ChatPaper.aiChatPaper

SpatialWorld:在真實世界任務中對多模態代理的互動式空間推理能力進行基準測試

SpatialWorld: Benchmarking Interactive Spatial Reasoning of Multimodal Agents in Real-World Tasks

June 8, 2026
作者: Hongcheng Gao, Hailong Qu, Jingyi Tang, Jiahao Wang, Zihao Huang, Hengkang Qiao, Shihong Huang, Junming Yang, Yi Li, Hongyixuan Yuan, Wenjie Li, Bohan Zeng, Wenbo Li, Bo Wang, Jianhui Liu, Olive Huang, Haoyang Huang, Wentao Zhang, Guoqing Huang, Nan Duan, Yinpeng Dong
cs.AI

摘要

空间推理是使多模态大语言模型(MLLMs)能够感知并在物理世界中运作的基础能力。然而,现有基准测试主要依赖被动评估(如静态VQA)或特定模拟器的流程,未能衡量一般的交互式空间理解能力。我们提出了SpatialWorld,这是一个专门用于评估多模态智能体在复杂现实任务中交互式空间理解能力的统一基准。通过在一个共享的、与模拟器无关的协议下集成八个异构模拟后端,SpatialWorld包含了760个跨不同领域(如家庭日常事务、旅行、社交协作)的人工标注任务。智能体必须在仅依赖视觉的部分可观测条件下解决问题,主动收集以自我为中心的视觉证据,并通过一个对MLLMs原生的、基于文本的统一动作接口来表达决策。为确保可靠评估,每个任务包含一个经过人工验证的初始状态、一条参考轨迹和一个终端状态验证器。对15个先进智能体的评估显示,稳健的空间任务求解仍然具有挑战性:最强的模型GPT-5平均任务成功率(TSR)仅为17.4%,而领先的开源模型Qwen-3.5达到14.1%。进一步的分析揭示了任务成功与执行效率之间的明显不匹配,以及显著的领域特定性能差异。这些在主动探索和长周期规划方面的瓶颈,使SpatialWorld成为未来空间智能体的严格测试平台。
English
Spatial reasoning is a foundational capability for multimodal large language models (MLLMs) to perceive and operate within the physical world. However, existing benchmarks predominantly rely on passive evaluation (e.g., static VQA) or simulator-specific pipelines, failing to assess general interactive spatial understanding. We introduce SpatialWorld, a unified benchmark designed specifically for evaluating the interactive spatial understanding of multimodal agents in complex real-world tasks. Integrating eight heterogeneous simulation backends under a shared, simulator-agnostic protocol, SpatialWorld features 760 human-annotated tasks across diverse domains (e.g., household routines, travel, social collaboration). Agents must solve tasks under vision-only partial observability, actively gathering egocentric visual evidence and expressing decisions via a unified, text-based action interface native to MLLMs. For reliable evaluation, each task includes a human-validated initial state, a reference trajectory, and a terminal-state verifier.

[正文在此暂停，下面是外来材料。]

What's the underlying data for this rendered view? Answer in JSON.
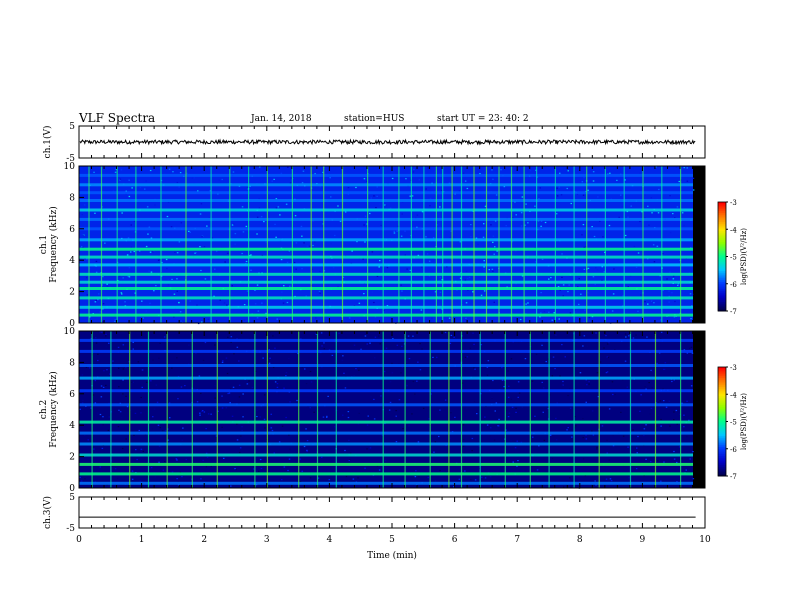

Evaluating 15 advanced agents reveals that robust spatial task solving remains challenging: the strongest model, GPT-5, achieves an average task success rate (TSR) of only 17.4%, while the leading open-source model, Qwen-3.5, reaches 14.1%. Further analysis exposes a clear mismatch between task success and execution efficiency, alongside substantial domain-specific performance variations. These bottlenecks in active exploration and long-horizon planning position SpatialWorld as a rigorous testbed for future spatial agents.